Healing the Children of War: The Sderot Story

        13-year old Chanan lives in Sderot. It's a border town, barely a mile from the Gaza Strip. Like most of his peers, he's a grandchild of Moroccan or Tunisian Jews who were resettled where no one would choose to live. On both sides of the fence, Israeli and Palestinian children grow up much too fast.

       On a bad day, Chanan's routine is repeatedly fractured by the siren's wail.  He has only seconds to find shelter from Quassam rockets.  Those too young to run fast enough, or who have confronted death once too often, rarely leave their homes. 

      Every time the rocket attacks intensify, well meaning volunteers rush in to help, pledging  "Never Again."Sderot was once ignored, partly because of its North African immigrant population. Now evangelical Christians arrive to donate bomb shelters. Foreign businessmen put up war-resilient buildings, and American Jews donate social services.
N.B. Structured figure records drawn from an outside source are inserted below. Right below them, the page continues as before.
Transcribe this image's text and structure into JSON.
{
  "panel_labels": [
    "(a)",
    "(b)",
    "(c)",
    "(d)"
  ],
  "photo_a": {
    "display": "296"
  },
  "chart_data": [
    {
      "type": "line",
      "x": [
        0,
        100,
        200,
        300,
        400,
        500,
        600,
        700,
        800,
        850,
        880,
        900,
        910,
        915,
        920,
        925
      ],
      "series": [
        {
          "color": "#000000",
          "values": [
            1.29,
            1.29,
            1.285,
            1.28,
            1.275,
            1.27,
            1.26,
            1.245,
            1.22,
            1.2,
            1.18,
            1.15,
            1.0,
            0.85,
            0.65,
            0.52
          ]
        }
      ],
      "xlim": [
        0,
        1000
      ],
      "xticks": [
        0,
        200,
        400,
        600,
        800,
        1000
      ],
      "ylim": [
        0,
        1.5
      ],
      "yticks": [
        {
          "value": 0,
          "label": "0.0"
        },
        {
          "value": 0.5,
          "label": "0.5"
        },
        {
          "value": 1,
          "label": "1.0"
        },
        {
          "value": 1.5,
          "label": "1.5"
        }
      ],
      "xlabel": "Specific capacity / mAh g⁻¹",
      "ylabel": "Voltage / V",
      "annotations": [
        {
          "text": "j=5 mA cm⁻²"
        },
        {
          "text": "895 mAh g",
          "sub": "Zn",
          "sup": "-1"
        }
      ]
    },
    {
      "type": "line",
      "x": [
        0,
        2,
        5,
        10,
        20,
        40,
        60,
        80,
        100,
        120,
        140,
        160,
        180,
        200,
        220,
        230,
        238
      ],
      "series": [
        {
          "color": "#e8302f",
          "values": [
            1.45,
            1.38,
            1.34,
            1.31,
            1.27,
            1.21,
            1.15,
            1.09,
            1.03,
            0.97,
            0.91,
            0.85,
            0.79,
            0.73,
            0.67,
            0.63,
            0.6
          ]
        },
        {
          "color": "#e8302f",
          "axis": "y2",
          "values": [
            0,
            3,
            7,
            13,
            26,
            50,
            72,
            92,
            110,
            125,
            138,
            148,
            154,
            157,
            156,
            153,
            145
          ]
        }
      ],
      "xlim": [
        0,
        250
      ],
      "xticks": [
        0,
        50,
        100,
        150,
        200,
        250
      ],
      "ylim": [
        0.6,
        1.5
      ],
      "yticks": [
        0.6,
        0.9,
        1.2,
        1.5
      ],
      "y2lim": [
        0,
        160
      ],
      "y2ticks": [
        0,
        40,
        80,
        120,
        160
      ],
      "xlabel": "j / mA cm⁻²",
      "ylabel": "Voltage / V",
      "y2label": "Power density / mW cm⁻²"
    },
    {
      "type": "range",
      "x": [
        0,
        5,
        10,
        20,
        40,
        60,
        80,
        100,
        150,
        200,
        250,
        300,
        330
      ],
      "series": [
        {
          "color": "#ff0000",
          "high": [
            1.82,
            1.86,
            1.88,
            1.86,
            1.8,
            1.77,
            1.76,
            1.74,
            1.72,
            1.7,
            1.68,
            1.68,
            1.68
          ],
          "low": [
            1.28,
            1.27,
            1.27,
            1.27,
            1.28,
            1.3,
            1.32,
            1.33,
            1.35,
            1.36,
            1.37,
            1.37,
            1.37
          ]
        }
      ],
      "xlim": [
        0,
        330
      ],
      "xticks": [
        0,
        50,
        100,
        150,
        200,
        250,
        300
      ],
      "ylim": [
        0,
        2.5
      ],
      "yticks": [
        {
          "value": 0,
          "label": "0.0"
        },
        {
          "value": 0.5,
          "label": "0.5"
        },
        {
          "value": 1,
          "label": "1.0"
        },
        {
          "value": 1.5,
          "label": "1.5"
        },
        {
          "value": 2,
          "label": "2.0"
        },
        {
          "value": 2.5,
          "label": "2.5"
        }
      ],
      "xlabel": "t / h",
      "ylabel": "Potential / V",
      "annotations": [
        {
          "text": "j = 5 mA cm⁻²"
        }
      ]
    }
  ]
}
      Psychotherapists, some more effective than others, try talking, art, music, and even animals to reach Sderot's youngest victims. The most successful techniques have also been used in other parts of the world, including Mumbai and the Gaza Strip.

      But Chanan prefers military action to psychotherapy. Shortly after his father was killed in a rocket attack on a factory, he wrote to Prime Minister Olmert to ask, "Why can't my country protect us?" The boy gained a world-wide reputation.   
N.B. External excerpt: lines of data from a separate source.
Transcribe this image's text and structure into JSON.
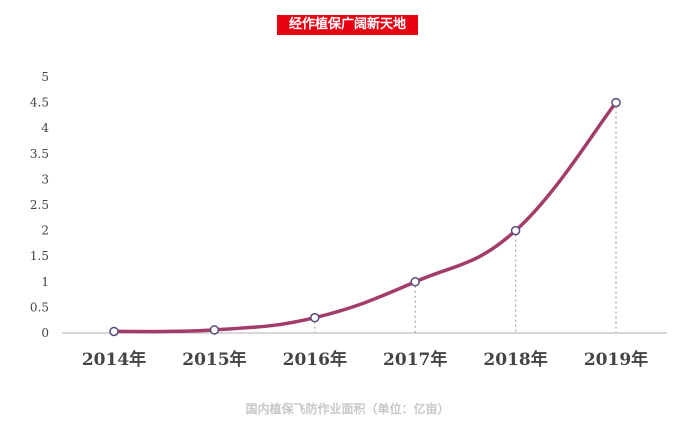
{
  "banner": {
    "text": "经作植保广阔新天地"
  },
  "chart_data": {
    "type": "line",
    "categories": [
      "2014年",
      "2015年",
      "2016年",
      "2017年",
      "2018年",
      "2019年"
    ],
    "values": [
      0.03,
      0.06,
      0.3,
      1.0,
      2.0,
      4.5
    ],
    "ylim": [
      0,
      5
    ],
    "yticks": [
      "0",
      "0.5",
      "1",
      "1.5",
      "2",
      "2.5",
      "3",
      "3.5",
      "4",
      "4.5",
      "5"
    ],
    "xlabel": "国内植保飞防作业面积（单位：亿亩）",
    "grid": false,
    "legend": "none",
    "line_color": "#a23d6b",
    "marker_fill": "#ffffff",
    "marker_stroke": "#5a4a7a",
    "drop_line_color": "#aaaaaa",
    "axis_color": "#cccccc"
  }
}
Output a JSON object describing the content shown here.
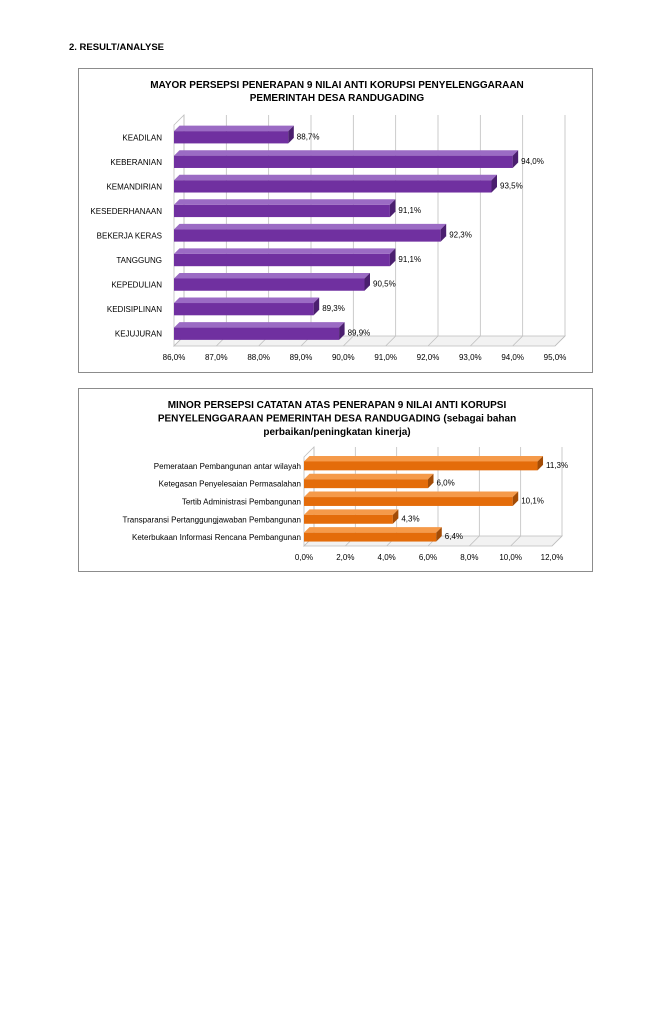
{
  "heading": "2. RESULT/ANALYSE",
  "chart_data": [
    {
      "type": "bar",
      "orientation": "horizontal",
      "title_lines": [
        "MAYOR PERSEPSI PENERAPAN 9 NILAI ANTI KORUPSI PENYELENGGARAAN",
        "PEMERINTAH DESA RANDUGADING"
      ],
      "categories": [
        "KEADILAN",
        "KEBERANIAN",
        "KEMANDIRIAN",
        "KESEDERHANAAN",
        "BEKERJA KERAS",
        "TANGGUNG",
        "KEPEDULIAN",
        "KEDISIPLINAN",
        "KEJUJURAN"
      ],
      "values": [
        88.7,
        94.0,
        93.5,
        91.1,
        92.3,
        91.1,
        90.5,
        89.3,
        89.9
      ],
      "value_labels": [
        "88,7%",
        "94,0%",
        "93,5%",
        "91,1%",
        "92,3%",
        "91,1%",
        "90,5%",
        "89,3%",
        "89,9%"
      ],
      "xlim": [
        86,
        95
      ],
      "ticks": [
        86,
        87,
        88,
        89,
        90,
        91,
        92,
        93,
        94,
        95
      ],
      "tick_labels": [
        "86,0%",
        "87,0%",
        "88,0%",
        "89,0%",
        "90,0%",
        "91,0%",
        "92,0%",
        "93,0%",
        "94,0%",
        "95,0%"
      ],
      "grid": true,
      "color": "#7030a0",
      "color_dark": "#4b1f6f",
      "color_light": "#9b6bc4"
    },
    {
      "type": "bar",
      "orientation": "horizontal",
      "title_lines": [
        "MINOR PERSEPSI CATATAN ATAS PENERAPAN 9 NILAI ANTI KORUPSI",
        "PENYELENGGARAAN PEMERINTAH DESA RANDUGADING (sebagai bahan",
        "perbaikan/peningkatan kinerja)"
      ],
      "categories": [
        "Pemerataan Pembangunan antar wilayah",
        "Ketegasan Penyelesaian Permasalahan",
        "Tertib Administrasi Pembangunan",
        "Transparansi Pertanggungjawaban Pembangunan",
        "Keterbukaan Informasi Rencana Pembangunan"
      ],
      "values": [
        11.3,
        6.0,
        10.1,
        4.3,
        6.4
      ],
      "value_labels": [
        "11,3%",
        "6,0%",
        "10,1%",
        "4,3%",
        "6,4%"
      ],
      "xlim": [
        0,
        12
      ],
      "ticks": [
        0,
        2,
        4,
        6,
        8,
        10,
        12
      ],
      "tick_labels": [
        "0,0%",
        "2,0%",
        "4,0%",
        "6,0%",
        "8,0%",
        "10,0%",
        "12,0%"
      ],
      "grid": true,
      "color": "#e46c0a",
      "color_dark": "#a34c06",
      "color_light": "#f59a4a"
    }
  ]
}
       In the summer of 2008, an Orthodox Jewish Chabad program brought two dozen of these children, including Chanan, to New England.  For three weeks they lived in desperately-needed peace and had fun. They hiked, rode horses, and watched the Red Sox from box seats. 

       This was a start.  But the rabbis and counselors in the program knew that even feisty survivors like Chanan need much more than a summer vacation to thrive back in the Negev.

        There are more questions than answers. But the hope is that out of Sderot's tragedy will come profound lessons about healing the young and war weary, as well as all those who have experienced tragedy and displacement world wide.